Some tattoos do age well.
More than two millennia ago, a woman sat down for a couple of inking sessions. After, she rocked some sick sleeves — her arms etched with intense hunting scenes of prowling leopards, lanky stags and even a fantastical creature that resembles a griffin, researchers report July 31 in Antiquity.
Subtle differences in style and technique suggest the work of at least two artists, one more skilled and the other likely still learning. Yet the tattoo designs are so elaborate that even modern professionals would find them challenging to replicate, says Gino Caspari of the Max Planck Institute of Geoanthropology in Jena, Germany. “I hope people walk away with a deeper appreciation for the prehistory of the craft and the people behind the ink — both the tattooer and the tattooed.”
Prehistoric tattoos are rare, as skin decays rapidly after death. But in Siberia, permafrost preserved the bodies of several people from the Pazyryk culture, horse-riding nomads of the Eurasian steppes. This inked woman, who died at 50, was one of them.
Though invisible to the naked eye, her tattoos reemerged under near-infrared photography. Her right forearm is masterfully inked, depicting two striped tigers and a spotted leopard interlocked with two stags. The design flows along the arm’s muscles and plays expertly with perspective.
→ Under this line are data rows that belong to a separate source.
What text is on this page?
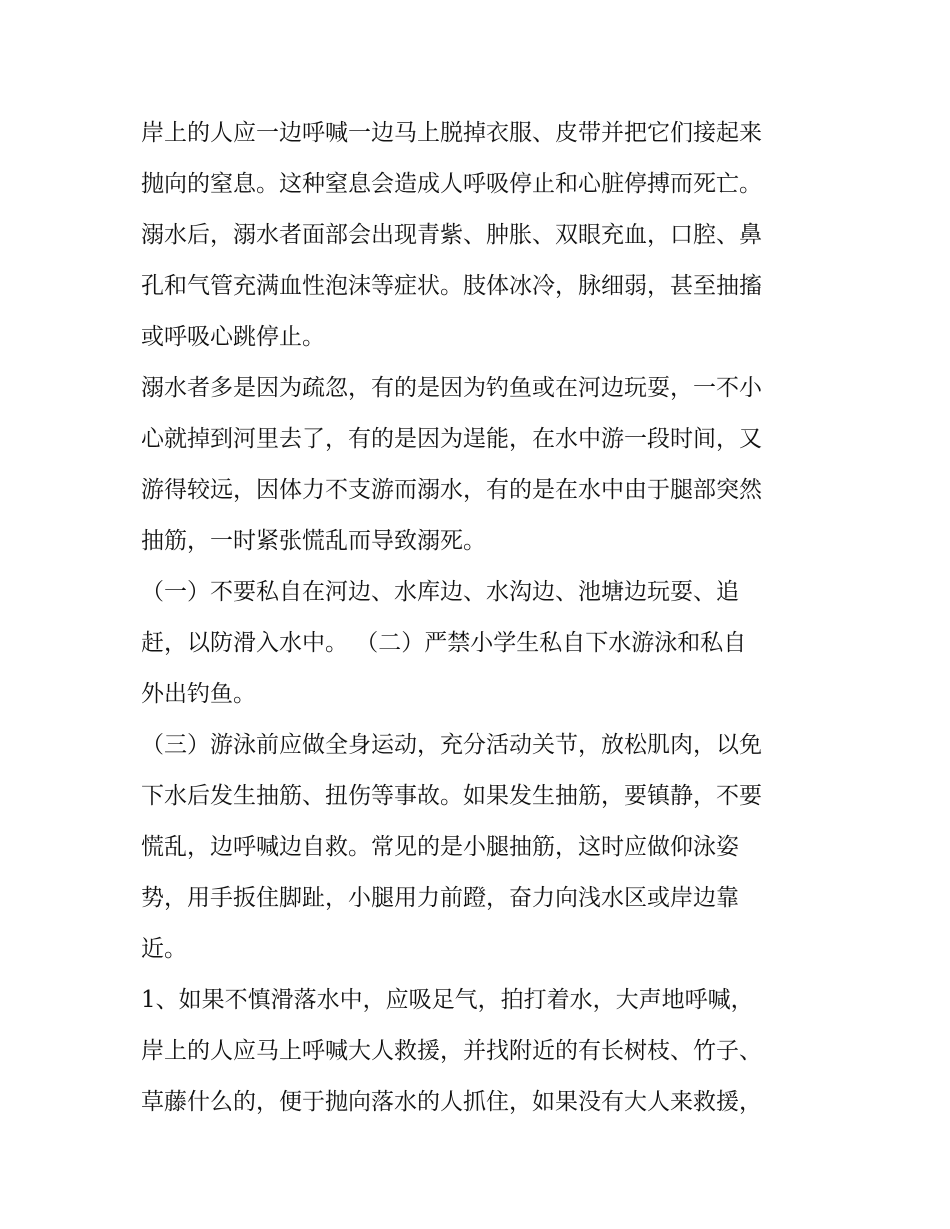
岸上的人应一边呼喊一边马上脱掉衣服、皮带并把它们接起来
抛向的窒息。这种窒息会造成人呼吸停止和心脏停搏而死亡。
溺水后，溺水者面部会出现青紫、肿胀、双眼充血，口腔、鼻
孔和气管充满血性泡沫等症状。肢体冰冷，脉细弱，甚至抽搐
或呼吸心跳停止。
溺水者多是因为疏忽，有的是因为钓鱼或在河边玩耍，一不小
心就掉到河里去了，有的是因为逞能，在水中游一段时间，又
游得较远，因体力不支游而溺水，有的是在水中由于腿部突然
抽筋，一时紧张慌乱而导致溺死。
（一）不要私自在河边、水库边、水沟边、池塘边玩耍、追
赶，以防滑入水中。 （二）严禁小学生私自下水游泳和私自
外出钓鱼。
（三）游泳前应做全身运动，充分活动关节，放松肌肉，以免
下水后发生抽筋、扭伤等事故。如果发生抽筋，要镇静，不要
慌乱，边呼喊边自救。常见的是小腿抽筋，这时应做仰泳姿
势，用手扳住脚趾，小腿用力前蹬，奋力向浅水区或岸边靠
近。
1、如果不慎滑落水中，应吸足气，拍打着水，大声地呼喊，
岸上的人应马上呼喊大人救援，并找附近的有长树枝、竹子、
草藤什么的，便于抛向落水的人抓住，如果没有大人来救援，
Her left forearm, by contrast, has less anatomical accuracy and rougher execution. The researchers suggest this could reflect either two tattoo artists with different skill levels, or early and late stages of a single artist’s career.
The tattoos were made using several pointed instruments in a stick-and-poke technique, the team says. The conclusion is based partly on a past experiment where coauthor Daniel Riday, an expert in ancestral art living in southern France, tattooed himself with replica prehistoric tools. A multi-pointed tool probably made the thick lines, while fine lines around the stags’ antlers suggest use of a finer single-point tool.
No archaeological evidence of these tools has yet been found, possibly because they were organic materials such as thorn bundles that didn’t survive, Caspari says. Still, “it’s a fascinating look into the past of a talented practitioner and a great addition to the prehistory of a craft that is important for people around the world today.”